ERIE, Penn.—Sports tourism in Erie County came back in a major way in 2021, highlighted by several events that favorably placed Erie, Penn. in the national spotlight. Events supported by the Erie Sports Commission (ESC) had an economic impact of more than $18 million in Erie County, more than double the impact of events hosted in 2020, a year marked by extensive event cancellations due to the COVID-19 pandemic.
“When 2021 began, sports tourism was still very much in a state of uncertainty and flux, both in Erie and nationally,” said Mark Jeanneret, Executive Director of the Erie Sports Commission. “What we ultimately saw was that our event directors had learned how to host events safely in 2020, and as restrictions slowly lifted, we were all ready to begin hosting again. There was an obvious appetite for athletes and their families to travel for sports again, and we saw those competitors return to Erie for events more quickly than we anticipated.
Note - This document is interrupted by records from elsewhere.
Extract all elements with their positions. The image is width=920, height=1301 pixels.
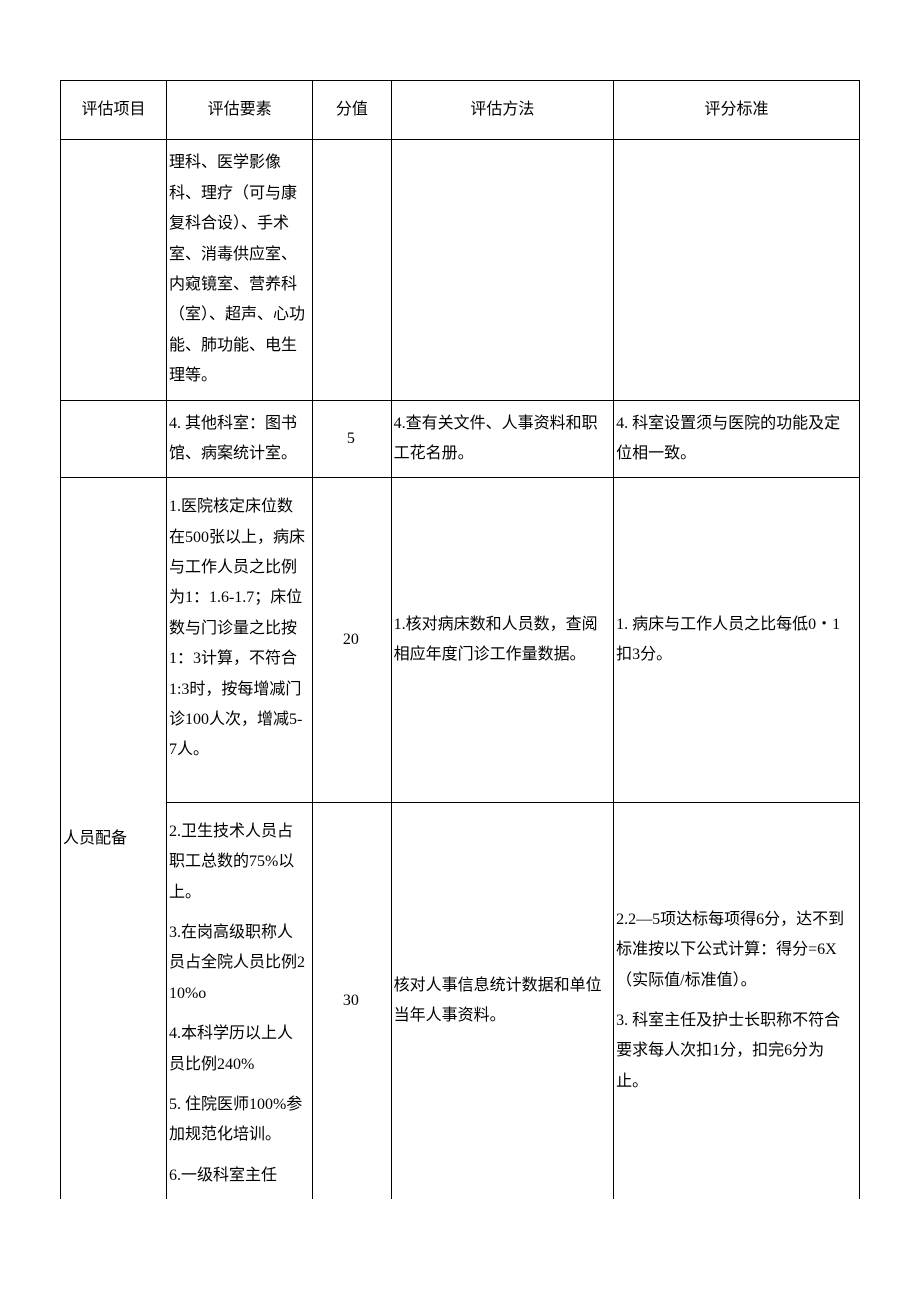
page: 评估项目 评估要素 分值 评估方法 评分标准 理科、医学影像科、理疗（可与康复科… — [0, 0, 920, 1199]
cell-element-p5: 6.一级科室主任 — [169, 1161, 308, 1191]
cell-element-p2: 3.在岗高级职称人员占全院人员比例210%o — [169, 918, 308, 1009]
cell-project — [61, 400, 167, 478]
cell-standard: 1. 病床与工作人员之比每低0・1扣3分。 — [614, 478, 860, 803]
cell-element: 理科、医学影像科、理疗（可与康复科合设）、手术室、消毒供应室、内窥镜室、营养科（… — [166, 140, 312, 400]
cell-element: 1.医院核定床位数在500张以上，病床与工作人员之比例为1：1.6-1.7；床位… — [166, 478, 312, 803]
col-header-project: 评估项目 — [61, 81, 167, 140]
col-header-score: 分值 — [313, 81, 391, 140]
table-row: 2.卫生技术人员占职工总数的75%以上。 3.在岗高级职称人员占全院人员比例21… — [61, 802, 860, 1199]
cell-element-p3: 4.本科学历以上人员比例240% — [169, 1019, 308, 1080]
evaluation-table: 评估项目 评估要素 分值 评估方法 评分标准 理科、医学影像科、理疗（可与康复科… — [60, 80, 860, 1199]
cell-score — [313, 140, 391, 400]
col-header-method: 评估方法 — [391, 81, 614, 140]
table-header-row: 评估项目 评估要素 分值 评估方法 评分标准 — [61, 81, 860, 140]
cell-element: 4. 其他科室：图书馆、病案统计室。 — [166, 400, 312, 478]
cell-element-p4: 5. 住院医师100%参加规范化培训。 — [169, 1090, 308, 1151]
cell-score: 30 — [313, 802, 391, 1199]
cell-standard — [614, 140, 860, 400]
cell-standard-p2: 3. 科室主任及护士长职称不符合要求每人次扣1分，扣完6分为止。 — [616, 1006, 855, 1097]
cell-method: 1.核对病床数和人员数，查阅相应年度门诊工作量数据。 — [391, 478, 614, 803]
cell-standard: 4. 科室设置须与医院的功能及定位相一致。 — [614, 400, 860, 478]
cell-method — [391, 140, 614, 400]
cell-score: 5 — [313, 400, 391, 478]
cell-element-p1: 2.卫生技术人员占职工总数的75%以上。 — [169, 817, 308, 908]
cell-project — [61, 140, 167, 400]
cell-method: 核对人事信息统计数据和单位当年人事资料。 — [391, 802, 614, 1199]
cell-score: 20 — [313, 478, 391, 803]
cell-standard-p1: 2.2—5项达标每项得6分，达不到标准按以下公式计算：得分=6X（实际值/标准值… — [616, 905, 855, 996]
col-header-element: 评估要素 — [166, 81, 312, 140]
cell-project: 人员配备 — [61, 478, 167, 1199]
table-row: 4. 其他科室：图书馆、病案统计室。 5 4.查有关文件、人事资料和职工花名册。… — [61, 400, 860, 478]
cell-method: 4.查有关文件、人事资料和职工花名册。 — [391, 400, 614, 478]
col-header-standard: 评分标准 — [614, 81, 860, 140]
cell-standard: 2.2—5项达标每项得6分，达不到标准按以下公式计算：得分=6X（实际值/标准值… — [614, 802, 860, 1199]
table-row: 理科、医学影像科、理疗（可与康复科合设）、手术室、消毒供应室、内窥镜室、营养科（… — [61, 140, 860, 400]
cell-element: 2.卫生技术人员占职工总数的75%以上。 3.在岗高级职称人员占全院人员比例21… — [166, 802, 312, 1199]
table-row: 人员配备 1.医院核定床位数在500张以上，病床与工作人员之比例为1：1.6-1… — [61, 478, 860, 803]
To see our impact reaching nearly what it was in 2019 so soon is extremely encouraging.”
In every area, the ESC saw a stark contrast in 2021 compared to the previous year:
- 69 events supported (compared to 29 in 2020)
- 174 event days (compared to 64.5 in 2020)
- 26 new events (compared to 8 in 2020)
- $18.1 million in estimated economic impact (compared to $9.2 million in 2020)
The 2021 sporting events calendar was highlighted by major events that placed Erie in front of a national audience.
The 2021 NCAA Women’s Frozen Four, which the ESC co-hosted with Mercyhurst University, featured all eight teams in the collegiate women’s hockey tournament for the first time in the tournament’s 20-year history, a decision made by the NCAA to reduce travel by teams in the postseason. The event was open to a limited number of fans but reached a national audience through live broadcasts on ESPN networks.
The 2021 B.A.S.S. Nation Northeast Regional Qualifier was another major tourism generator in Erie. The event, which was originally planned for 2020, was held at Presque Isle State Park in June and saw more than 220 anglers from 11 states compete in Erie for nearly a week on the path to the Bassmaster Classic.
“Erie’s sports market was a huge part of why we saw Erie County’s tourism industry rebound so quickly from the effects of 2020,” said John Oliver, President and CEO of VisitErie. “We saw multiple NCAA postseason events, major youth travel tournaments and much more. It was clear that athletes were ready to compete and, more importantly, that we were ready to accommodate them. Though we are still coping with the effects of the pandemic and our recovery is far from complete, I’m optimistic about 2022.”